Há alguns dias, procurava inspiração para o próximo post (quem escreve, desenha, toca, ou qualquer coisa do gênero, sabe que não é fácil) e numa tarde à toa, brincando com os joguinhos viciantes do Facebook (não me orgulho em digitar isso), eis que surge um anúncio intrigante no canto da página (ilustrado aqui abaixo).
Eu como mulher, obviamente fiquei interessada em saber que raios era isso. A grande maioria dos homens nem imagina as peripécias que temos que fazer para utilizar banheiros públicos. Ir a um barzinho tomar uma cerveja (tem coisa mais diurética que isso?) pode ser desanimador quando a parte de ir ao banheiro chega. Difinitivamente nessas horas, invejamos o poder dos homens de fazer xixi em pé.
Logo, esse anúncio tem grandes chances de interessar muitas mulheres (inclusive as mais pudicas). Nem tentei resistir. Cliquei.
O site do produto, chamado OiGirl, é bem atrativo. Todo em cor-de-rosa (choque, é claro. Fazer xixi em pé é coisa pra mulher de atitude =P ) e ilustrado por mulheres jovens e descoladas. O público realmente é esse. Mulheres modernas, práticas, sem grandes pudores.

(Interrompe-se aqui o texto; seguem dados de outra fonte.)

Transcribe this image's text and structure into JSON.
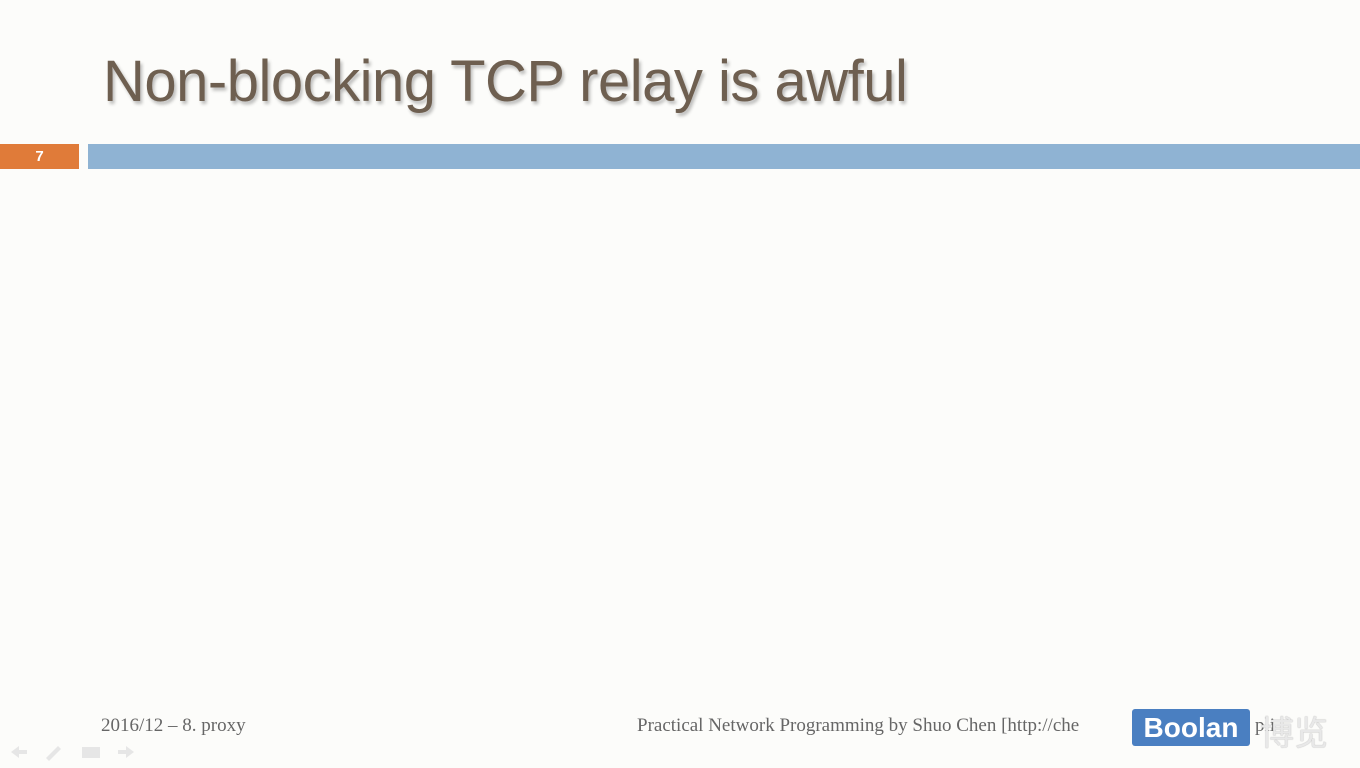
{
  "slide": {
    "title": "Non-blocking TCP relay is awful",
    "number": "7",
    "footer_left": "2016/12 – 8. proxy",
    "footer_right": "Practical Network Programming by Shuo Chen [http://che",
    "footer_right_tail": "pli"
  },
  "watermark": {
    "brand": "Boolan",
    "chinese": "博览"
  }
}
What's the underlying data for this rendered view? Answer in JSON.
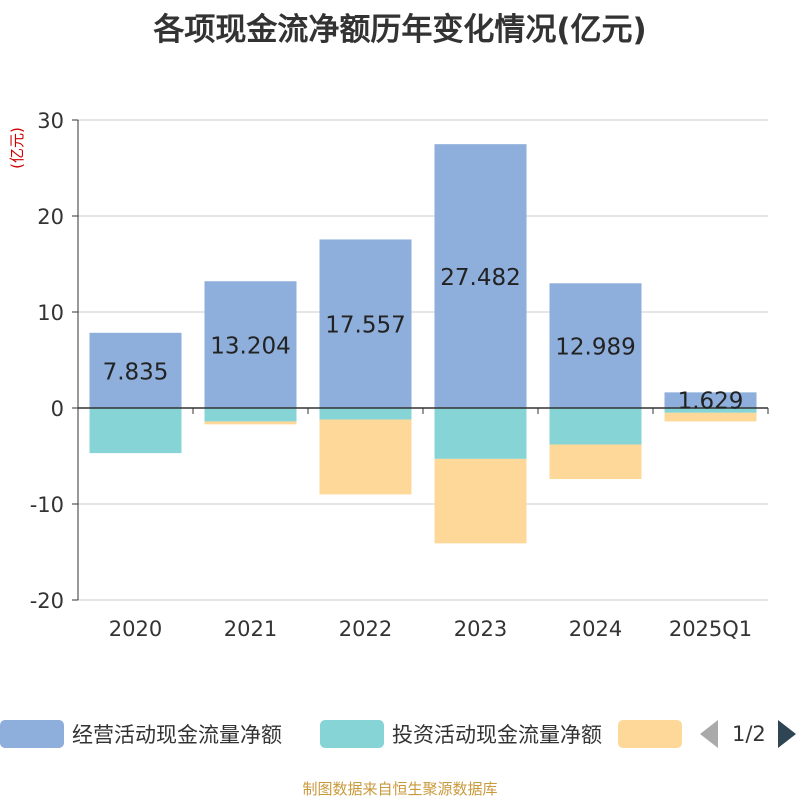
{
  "title": "各项现金流净额历年变化情况(亿元)",
  "source": "制图数据来自恒生聚源数据库",
  "legend": {
    "items": [
      {
        "label": "经营活动现金流量净额",
        "color": "#8eaedb"
      },
      {
        "label": "投资活动现金流量净额",
        "color": "#86d4d6"
      },
      {
        "label": "",
        "color": "#fdd899"
      }
    ],
    "page": "1/2"
  },
  "chart_data": {
    "type": "bar",
    "stacked": true,
    "title": "各项现金流净额历年变化情况(亿元)",
    "ylabel": "(亿元)",
    "xlabel": "",
    "ylim": [
      -20,
      30
    ],
    "yticks": [
      -20,
      -10,
      0,
      10,
      20,
      30
    ],
    "categories": [
      "2020",
      "2021",
      "2022",
      "2023",
      "2024",
      "2025Q1"
    ],
    "series": [
      {
        "name": "经营活动现金流量净额",
        "color": "#8eaedb",
        "values": [
          7.835,
          13.204,
          17.557,
          27.482,
          12.989,
          1.629
        ],
        "labels": [
          "7.835",
          "13.204",
          "17.557",
          "27.482",
          "12.989",
          "1.629"
        ]
      },
      {
        "name": "投资活动现金流量净额",
        "color": "#86d4d6",
        "values": [
          -4.7,
          -1.4,
          -1.2,
          -5.3,
          -3.8,
          -0.5
        ]
      },
      {
        "name": "",
        "color": "#fdd899",
        "values": [
          0,
          -0.3,
          -7.8,
          -8.8,
          -3.6,
          -0.9
        ]
      }
    ]
  }
}
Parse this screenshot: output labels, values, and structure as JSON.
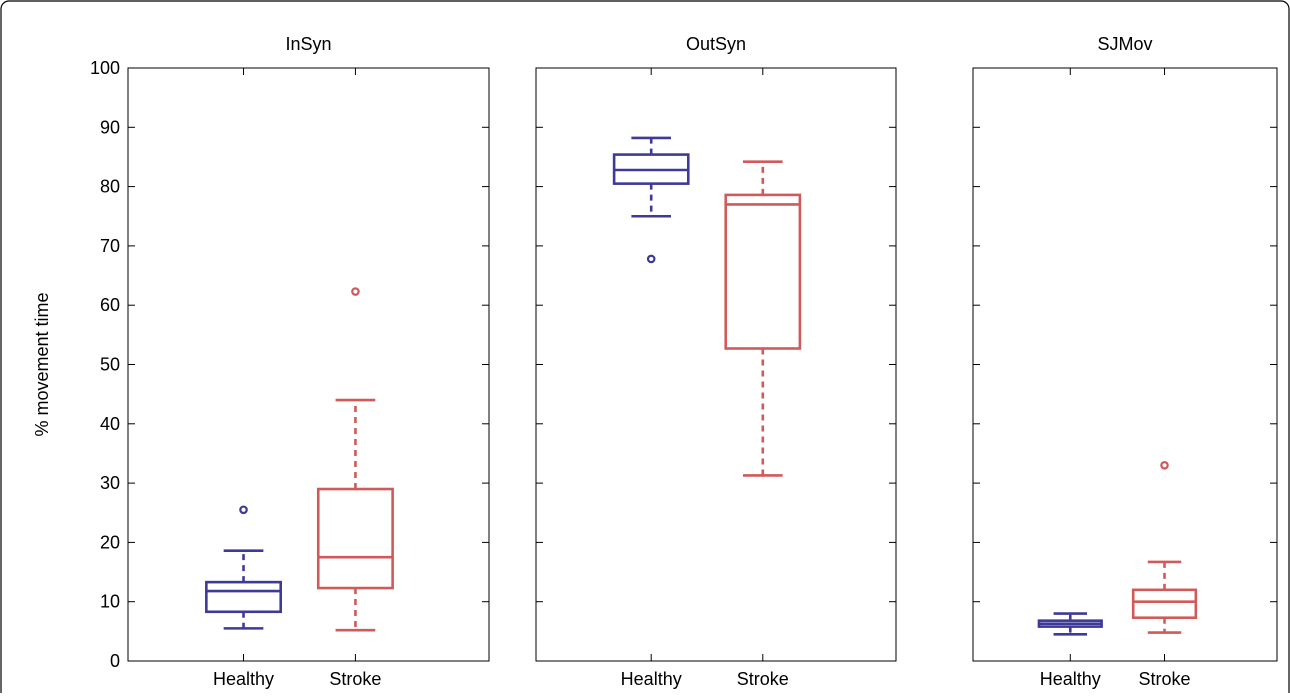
{
  "colors": {
    "healthy": "#3f3a97",
    "stroke": "#d05a5a"
  },
  "chart_data": {
    "type": "box",
    "ylabel": "% movement time",
    "ylim": [
      0,
      100
    ],
    "yticks": [
      0,
      10,
      20,
      30,
      40,
      50,
      60,
      70,
      80,
      90,
      100
    ],
    "categories": [
      "Healthy",
      "Stroke"
    ],
    "panels": [
      {
        "title": "InSyn",
        "boxes": [
          {
            "group": "Healthy",
            "whisker_low": 5.5,
            "q1": 8.3,
            "median": 11.8,
            "q3": 13.3,
            "whisker_high": 18.6,
            "outliers": [
              25.5
            ]
          },
          {
            "group": "Stroke",
            "whisker_low": 5.2,
            "q1": 12.3,
            "median": 17.5,
            "q3": 29.0,
            "whisker_high": 44.0,
            "outliers": [
              62.3
            ]
          }
        ]
      },
      {
        "title": "OutSyn",
        "boxes": [
          {
            "group": "Healthy",
            "whisker_low": 75.0,
            "q1": 80.5,
            "median": 82.8,
            "q3": 85.4,
            "whisker_high": 88.2,
            "outliers": [
              67.8
            ]
          },
          {
            "group": "Stroke",
            "whisker_low": 31.3,
            "q1": 52.7,
            "median": 77.0,
            "q3": 78.6,
            "whisker_high": 84.2,
            "outliers": []
          }
        ]
      },
      {
        "title": "SJMov",
        "boxes": [
          {
            "group": "Healthy",
            "whisker_low": 4.5,
            "q1": 5.8,
            "median": 6.3,
            "q3": 6.8,
            "whisker_high": 8.0,
            "outliers": []
          },
          {
            "group": "Stroke",
            "whisker_low": 4.8,
            "q1": 7.3,
            "median": 10.0,
            "q3": 12.0,
            "whisker_high": 16.7,
            "outliers": [
              33.0
            ]
          }
        ]
      }
    ]
  }
}
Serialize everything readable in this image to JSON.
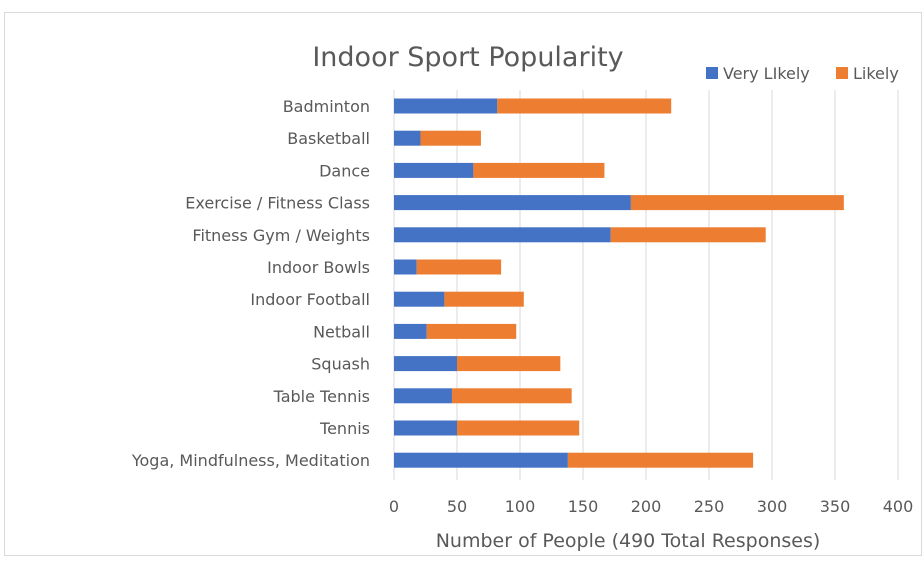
{
  "chart_data": {
    "type": "bar",
    "orientation": "horizontal",
    "stacked": true,
    "title": "Indoor Sport Popularity",
    "xlabel": "Number of People (490 Total Responses)",
    "ylabel": "",
    "xlim": [
      0,
      400
    ],
    "xticks": [
      0,
      50,
      100,
      150,
      200,
      250,
      300,
      350,
      400
    ],
    "grid": true,
    "legend_position": "top-right",
    "categories": [
      "Badminton",
      "Basketball",
      "Dance",
      "Exercise / Fitness Class",
      "Fitness Gym / Weights",
      "Indoor Bowls",
      "Indoor Football",
      "Netball",
      "Squash",
      "Table Tennis",
      "Tennis",
      "Yoga, Mindfulness, Meditation"
    ],
    "series": [
      {
        "name": "Very LIkely",
        "color": "#4472c4",
        "values": [
          82,
          21,
          63,
          188,
          172,
          18,
          40,
          26,
          50,
          46,
          50,
          138
        ]
      },
      {
        "name": "Likely",
        "color": "#ed7d31",
        "values": [
          138,
          48,
          104,
          169,
          123,
          67,
          63,
          71,
          82,
          95,
          97,
          147
        ]
      }
    ]
  }
}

Só para constar: o produto é como um funil de silicone que é encaixado na "menina", e pode ser lavado com água e sabão.
A linguagem para vender um produto tão íntimo (quase constrangedor e/ou cômico), me lembra muito os comerciais do Activia (é isso ai! Queremos seu intestino regulado! Trabalhamos pra isso!). O slogan da marca é: "Sentada? Só em casa!", e sugerem até mesmo que você divida o pacote família (com 3 produtos) com suas amigas, para economizar no frete. Muito pertinente.
Há alguns vídeos no Youtube de reportagens sobre o OiGirl e depoimentos de ginecologistas sobre a saúde íntima da mulher.
Achei toda a construção da marca muito bem feita. Cores fortes, uma linguagem informal (quase uma indicação amiga) e a proposta de uma "revolução" no uso do banheiro público. O uso das redes sociais é natural, pois além de ser "a bola da vez", concentra inúmeras mulheres moderninhas e propensas às novidades.
Não sei quanto ao produto, mas toda a comunicação está de parabéns!